173

ROOSEVELT, FRANKLIN D. Autograph Manuscript, unsigned, notes for a speech

"LINCOLN REPUDIATED THE GOLD CLAUSE" ROOSEVELT, FRANKLIN D. Autograph Manuscript, unsigned, notes for a speech [concerning the Gold Clause Cases of early 1935]. Each a place card with the title of a meeting or dinner attendee written vertically under FDR's text in an unknown hand. The first: "The Ambassador to Germany." The second: "The President of the United States." 4 pages, 6 1/2x3 1/4 inches, written on the recto and verso of two cards; titles affecting text (but still legible), vertical crease to first card, short closed tear to second card, scattered minor smudging to text, minor paperclip stain to left edge of second card. (TFC) Np, [1935?]

  • Notes: ". . . Great Britain went off the gold standard a year earlier / Quick adjustment of Congress / Votes for economy . . . Planned economy--Preparation for battle / Lincoln repudiated the gold clause. / Washington who won a war for social freedom in spite of some members of the Continental Congress / Jackson--man on horseback who took the Treasury back to Washington. . . . [Charles Evans?] Hughes led a revolution against W[oodrow?] W[ilson?]. . . . Get the New Deal Religion or Get Hell / Gradual growing Consumerism . . . & Gradual Correction of inequalities . . . ."
    To fulfill his campaign promise to give Americans suffering from the Great Depression a "New Deal," newly-elected FDR introduced sweeping economic reforms, which Congress then passed into law, including a resolution to render invalid all clauses in any contract permitting the creditor to demand payment in gold--thus allowing the government to pay its own debts in greenbacks. Challenges to the resolution were heard by the Supreme Court in February of 1935; the Court upheld the resolution, justifying it as an instance of the government's power to regulate money.
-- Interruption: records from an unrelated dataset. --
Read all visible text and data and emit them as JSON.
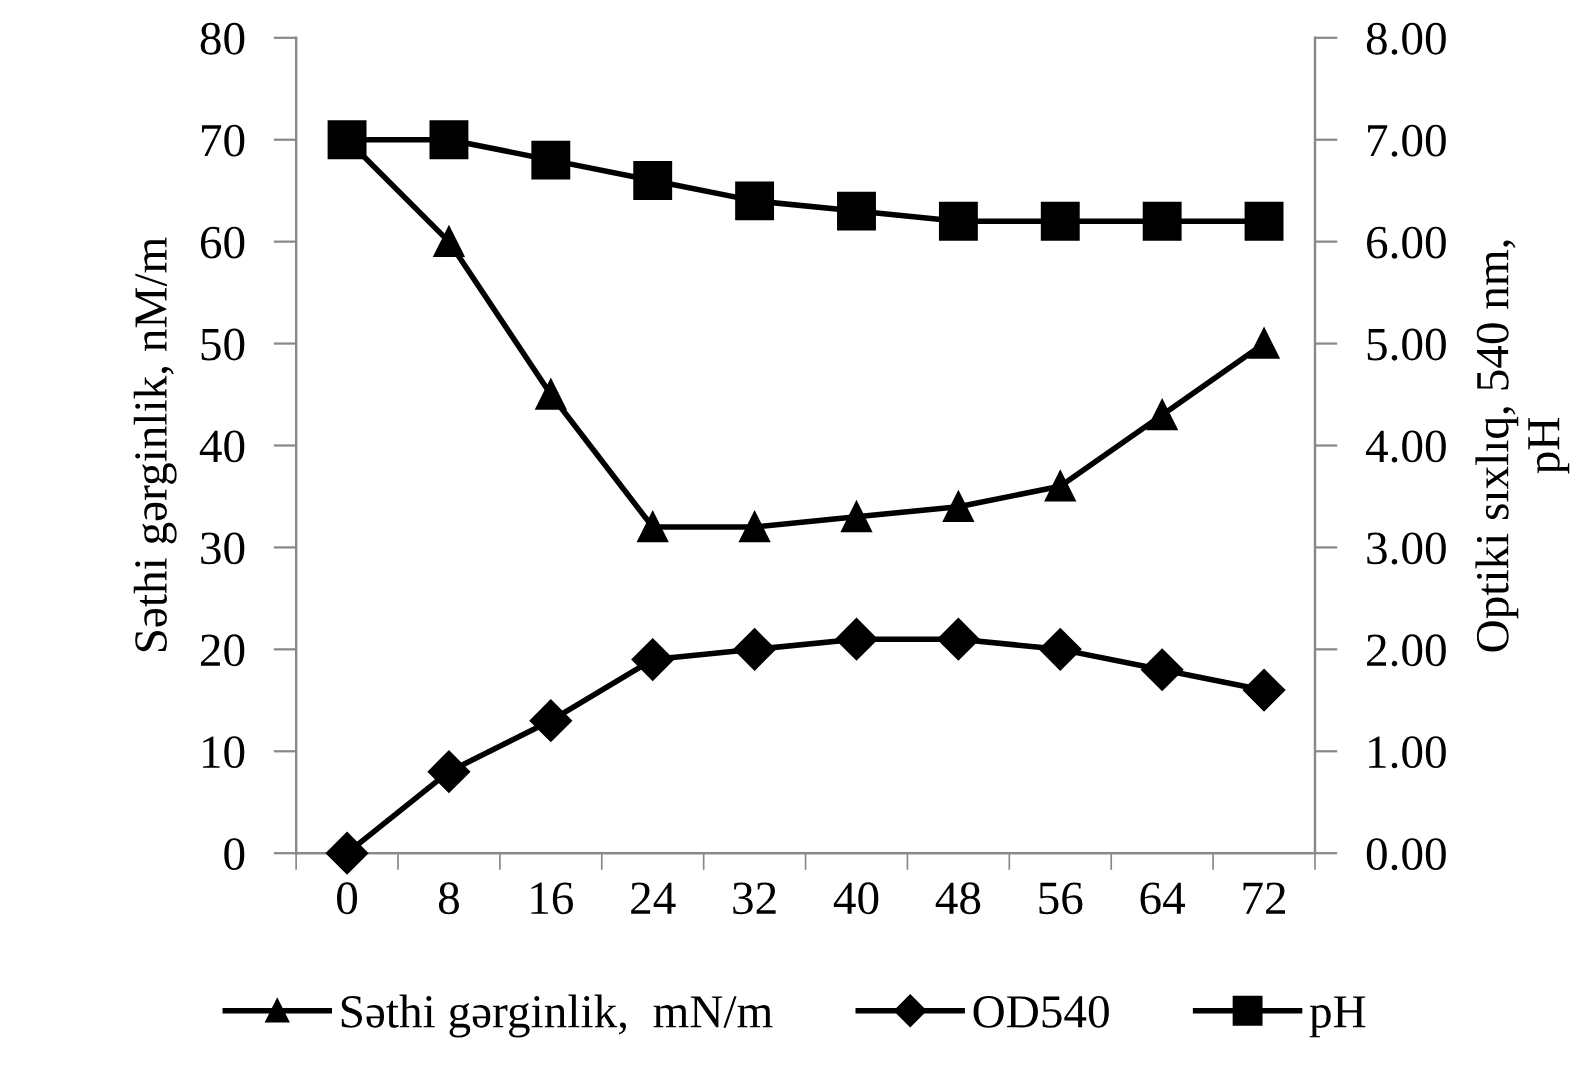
{
  "chart_data": {
    "type": "line",
    "ylabel": "Səthi gərginlik, nM/m",
    "y2label": "Optiki sıxlıq, 540 nm,\npH",
    "categories": [
      "0",
      "8",
      "16",
      "24",
      "32",
      "40",
      "48",
      "56",
      "64",
      "72"
    ],
    "series": [
      {
        "name": "Səthi gərginlik,  mN/m",
        "color": "#000000",
        "marker": "triangle",
        "values": [
          70,
          60,
          45,
          32,
          32,
          33,
          34,
          36,
          43,
          50
        ]
      },
      {
        "name": "OD540",
        "color": "#000000",
        "marker": "diamond",
        "axis": "y2",
        "values": [
          0.0,
          0.8,
          1.3,
          1.9,
          2.0,
          2.1,
          2.1,
          2.0,
          1.8,
          1.6
        ]
      },
      {
        "name": "pH",
        "color": "#000000",
        "marker": "square",
        "axis": "y2",
        "values": [
          7.0,
          7.0,
          6.8,
          6.6,
          6.4,
          6.3,
          6.2,
          6.2,
          6.2,
          6.2
        ]
      }
    ],
    "ylim": [
      0,
      80
    ],
    "yticks": [
      0,
      10,
      20,
      30,
      40,
      50,
      60,
      70,
      80
    ],
    "y2lim": [
      0,
      8
    ],
    "y2ticks": [
      {
        "value": 0,
        "label": "0.00"
      },
      {
        "value": 1,
        "label": "1.00"
      },
      {
        "value": 2,
        "label": "2.00"
      },
      {
        "value": 3,
        "label": "3.00"
      },
      {
        "value": 4,
        "label": "4.00"
      },
      {
        "value": 5,
        "label": "5.00"
      },
      {
        "value": 6,
        "label": "6.00"
      },
      {
        "value": 7,
        "label": "7.00"
      },
      {
        "value": 8,
        "label": "8.00"
      }
    ],
    "grid": false,
    "legend": "bottom",
    "line_style": "solid"
  }
}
According to a New York Times article by Arthur Krock published on February 20, two days after the Court's ruling, President Roosevelt had prepared a speech to be delivered in the event that the ruling had gone otherwise, an historic speech that argued the Courts could not be permitted to decide certain critical questions, just as Lincoln had argued in his First Inaugural speech: "[I]f the policy of the Government upon vital questions affecting the whole people is to be irrevocably fixed by decisions of the Supreme Court, the instant they are made in ordinary litigation between parties in personal actions the people will have ceased to be their own rulers."